A morte é um dos temas mais recorrentes das letras de Kozelek para além das referidas anteriormente também “Richard Ramirez Died of Natural Causes”, mas não é o único. Em “ME/WE” para além de o refrão ser o “Shortest Poem Ever Written” de Muhammad Ali, Kozelek reflete sobre a facilidade de acesso e compra de armas de fogo nos Estados Unidos da América e como isso se reflete na sociedade americana: até perdemos a conta de todos os tiroteios em escolas secundárias, discotecas ou salas de cinema. Este é um assunto que Kozelek aborda ao longo de várias outras canções, mas que nesta se torna o foco central. Tal como o próprio disse “I can’t do anything else to stop this, I can only write songs to raise awareness.

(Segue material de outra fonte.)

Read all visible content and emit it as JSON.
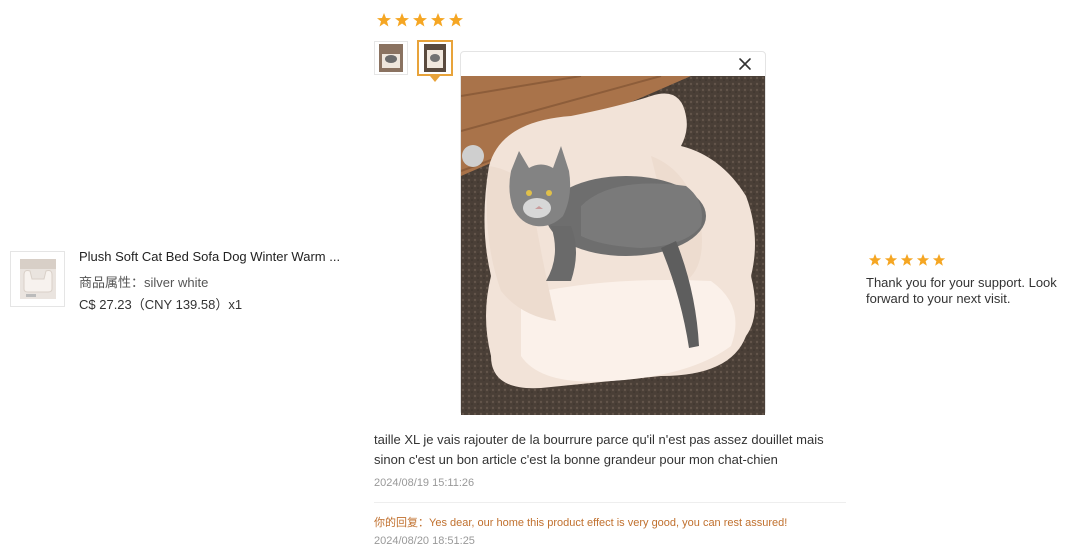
{
  "product": {
    "title": "Plush Soft Cat Bed Sofa Dog Winter Warm ...",
    "attribute": "商品属性：silver white",
    "price": "C$ 27.23（CNY  139.58）x1"
  },
  "review": {
    "rating": 5,
    "text": "taille XL je vais rajouter de la bourrure parce qu'il n'est pas assez douillet mais sinon c'est un bon article c'est la bonne grandeur pour mon chat-chien",
    "date": "2024/08/19 15:11:26",
    "reply_label": "你的回复：",
    "reply_text": "Yes dear, our home this product effect is very good, you can rest assured!",
    "reply_date": "2024/08/20 18:51:25"
  },
  "seller": {
    "rating": 5,
    "note": "Thank you for your support. Look forward to your next visit."
  },
  "colors": {
    "star": "#f5a623",
    "accent": "#e8a33a",
    "reply": "#c0702e"
  },
  "icons": {
    "close": "close-icon",
    "star": "star-icon"
  }
}
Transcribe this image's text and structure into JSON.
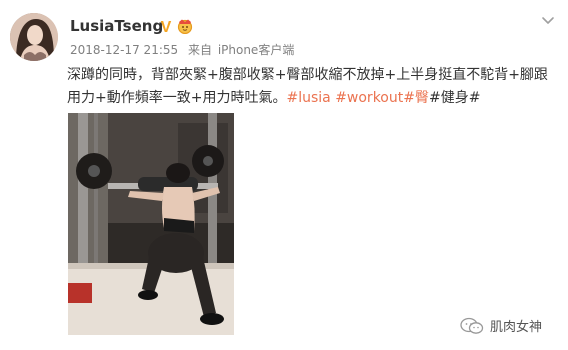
{
  "post": {
    "username": "LusiaTseng",
    "timestamp": "2018-12-17 21:55",
    "source_prefix": "来自",
    "source_device": "iPhone客户端",
    "text_main": "深蹲的同時，背部夾緊+腹部收緊+臀部收縮不放掉+上半身挺直不駝背+腳跟用力+動作頻率一致+用力時吐氣。",
    "tags": [
      "#lusia",
      "#workout",
      "#臀",
      "#健身#"
    ]
  },
  "badges": {
    "verified_letter": "V"
  },
  "watermark": {
    "text": "肌肉女神"
  },
  "colors": {
    "tag": "#eb7350",
    "verified": "#f5a623"
  }
}
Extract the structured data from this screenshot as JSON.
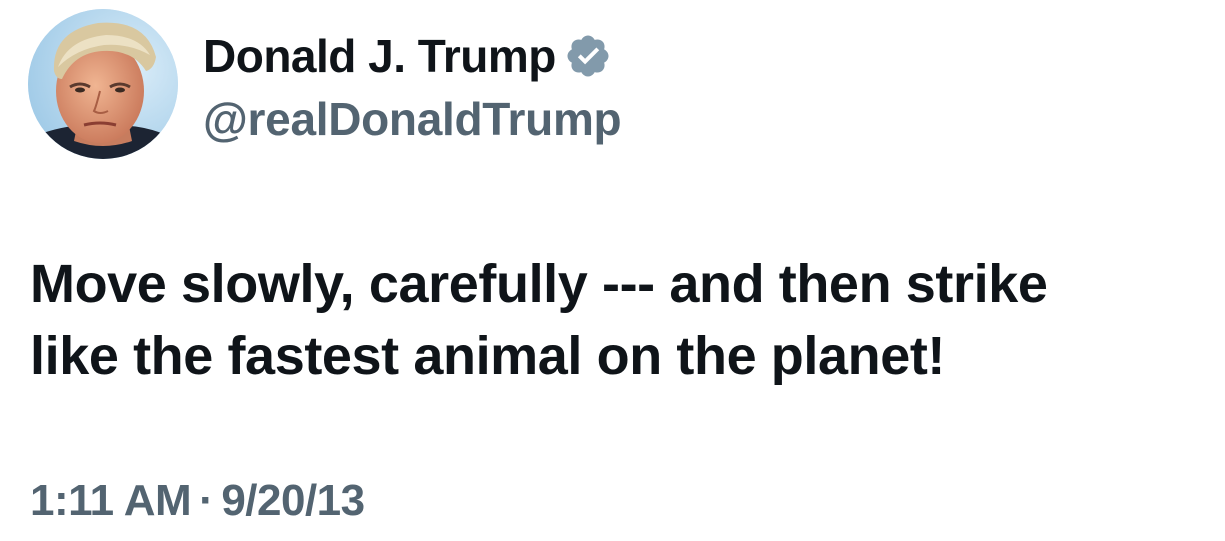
{
  "author": {
    "display_name": "Donald J. Trump",
    "handle": "@realDonaldTrump",
    "verified_icon": "verified-badge-icon",
    "badge_color": "#829aab",
    "avatar_image": "profile-photo"
  },
  "tweet": {
    "lines": [
      "Move slowly, carefully --- and then strike",
      "like the fastest animal on the planet!"
    ]
  },
  "meta": {
    "time": "1:11 AM",
    "separator": "·",
    "date": "9/20/13"
  },
  "colors": {
    "text_primary": "#0f1419",
    "text_secondary": "#536471",
    "background": "#ffffff"
  }
}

I’ts the only thing that I can do”. Já em “Dogs” reflete sobre a sua vida amorosa, desde o primeiro beijo ao primeiro amor à primeira foda: “Oh the complicated mess of sex and love / When you give that first stinger, you're the one who gets stung”. Kozelek reflete também sobre a rejeição (“Oh rejection, how it hurts so much / When you can't love the one you've been longing to touch”) e sobre o facto de todas as relações da vida dele – e provavelmente de todos -  serem tão frágeis e perenes, sem certos ou errados, apenas um ciclo que nunca para, inícios e términos (“The nature of attraction cycles on and on / And nobody’s right, and nobody’s wrong”).  A entrega de Kozelek a cada palavra que lhe sai da boca é soberba, como se voltasse a viver as histórias que nos conta, como se elas estivessem a acontecer novamente, diante dos olhos dele, enquanto soberanamente ocupa o palco. É aqui que reside a “magia” de Sun Kil Moon, já cada história, a cada palavra, estamos cada vez mais perto de uma pessoa, não da sua persona, mas do seu true self e do seu íntimo, talvez da sua essência.

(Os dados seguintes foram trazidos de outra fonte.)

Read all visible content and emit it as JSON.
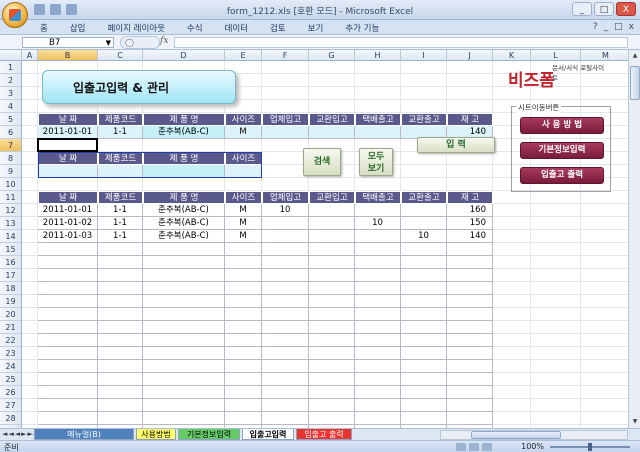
{
  "window": {
    "title": "form_1212.xls  [호환 모드]  -  Microsoft Excel",
    "controls": [
      "_",
      "□",
      "X"
    ]
  },
  "ribbon": {
    "tabs": [
      "홈",
      "삽입",
      "페이지 레이아웃",
      "수식",
      "데이터",
      "검토",
      "보기",
      "추가 기능"
    ],
    "right_controls": [
      "?",
      "_",
      "□",
      "x"
    ]
  },
  "formula_bar": {
    "name_box": "B7",
    "fx": "fx",
    "formula": ""
  },
  "columns": [
    "A",
    "B",
    "C",
    "D",
    "E",
    "F",
    "G",
    "H",
    "I",
    "J",
    "K",
    "L",
    "M",
    "N"
  ],
  "rows": [
    "1",
    "2",
    "3",
    "4",
    "5",
    "6",
    "7",
    "8",
    "9",
    "10",
    "11",
    "12",
    "13",
    "14",
    "15",
    "16",
    "17",
    "18",
    "19",
    "20",
    "21",
    "22",
    "23",
    "24",
    "25",
    "26",
    "27",
    "28",
    "29"
  ],
  "sheet_title": "입출고입력 & 관리",
  "input_table": {
    "headers": [
      "날 짜",
      "제품코드",
      "제 품 명",
      "사이즈",
      "업체입고",
      "교환입고",
      "택배출고",
      "교환출고",
      "재 고"
    ],
    "row": [
      "2011-01-01",
      "1-1",
      "춘추복(AB-C)",
      "M",
      "",
      "",
      "",
      "",
      "140"
    ]
  },
  "search_table": {
    "headers": [
      "날 짜",
      "제품코드",
      "제 품 명",
      "사이즈"
    ],
    "row": [
      "",
      "",
      "",
      ""
    ]
  },
  "buttons": {
    "search": "검색",
    "show_all": "모두\n보기",
    "input": "입  력"
  },
  "data_table": {
    "headers": [
      "날 짜",
      "제품코드",
      "제 품 명",
      "사이즈",
      "업체입고",
      "교환입고",
      "택배출고",
      "교환출고",
      "재 고"
    ],
    "rows": [
      [
        "2011-01-01",
        "1-1",
        "춘추복(AB-C)",
        "M",
        "10",
        "",
        "",
        "",
        "160"
      ],
      [
        "2011-01-02",
        "1-1",
        "춘추복(AB-C)",
        "M",
        "",
        "",
        "10",
        "",
        "150"
      ],
      [
        "2011-01-03",
        "1-1",
        "춘추복(AB-C)",
        "M",
        "",
        "",
        "",
        "10",
        "140"
      ]
    ]
  },
  "brand": {
    "name": "비즈폼",
    "tagline": "문서/서식 포털사이트"
  },
  "site_nav": {
    "label": "시트이동버튼",
    "buttons": [
      "사 용 방 법",
      "기본정보입력",
      "입출고 출력"
    ]
  },
  "sheet_tabs": [
    {
      "label": "메뉴얼(B)",
      "color": "#4f81bd"
    },
    {
      "label": "사용방법",
      "color": "#ffff66"
    },
    {
      "label": "기본정보입력",
      "color": "#66cc66"
    },
    {
      "label": "입출고입력",
      "color": "#ffffff"
    },
    {
      "label": "입출고 출력",
      "color": "#e33"
    }
  ],
  "status": {
    "ready": "준비",
    "zoom": "100%"
  }
}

Os concertos de Sun Kil Moon têm sempre uma dualidade. Mark Kozelek embrenha-se completamente na sua música onde emerge o seu true self. Já quando a música acaba e entre faixas aparece a persona controversa como tem vindo a ser pintado, que diz coisas como [alguém no público pede uma determinada faixa]: “I don’t play songs that I wrote when I was 23. I am not My Bloody Valentine, Slowdive or Ride. I don’t need that shit”.

Porém, ver Sun Kil Moon não foi o único que motivo que fez da passada noite de 9 de julho especial. Mais duas razões se acrescentam: este é o 10º aniversário da Amplificasom e como tal, promoveram uma noite que foi, acima de tudo, solidária. Todas as receitas reverterão por inteiro para as causas sociais promovidas pela Renascer, uma instituição de solidariedade sem fins lucrativos que tem como principal objetivo combater a exclusão social e a desigualdade de oportunidades. No entanto, a solidariedade deve ir para além do “Dia Renascer”. Desta forma, e através do site [ligaranscer.org] podem descobrir outras formas de ajudar a intuição, por exemplo através de donativos monetários esporádicos ou através de voluntariado. Por tudo o que foi escrito até aqui, um grande OBRIGADO à Amplificasom e feliz 10º aniversário.

Nota: O artista não permitiu qualquer captação de imagens.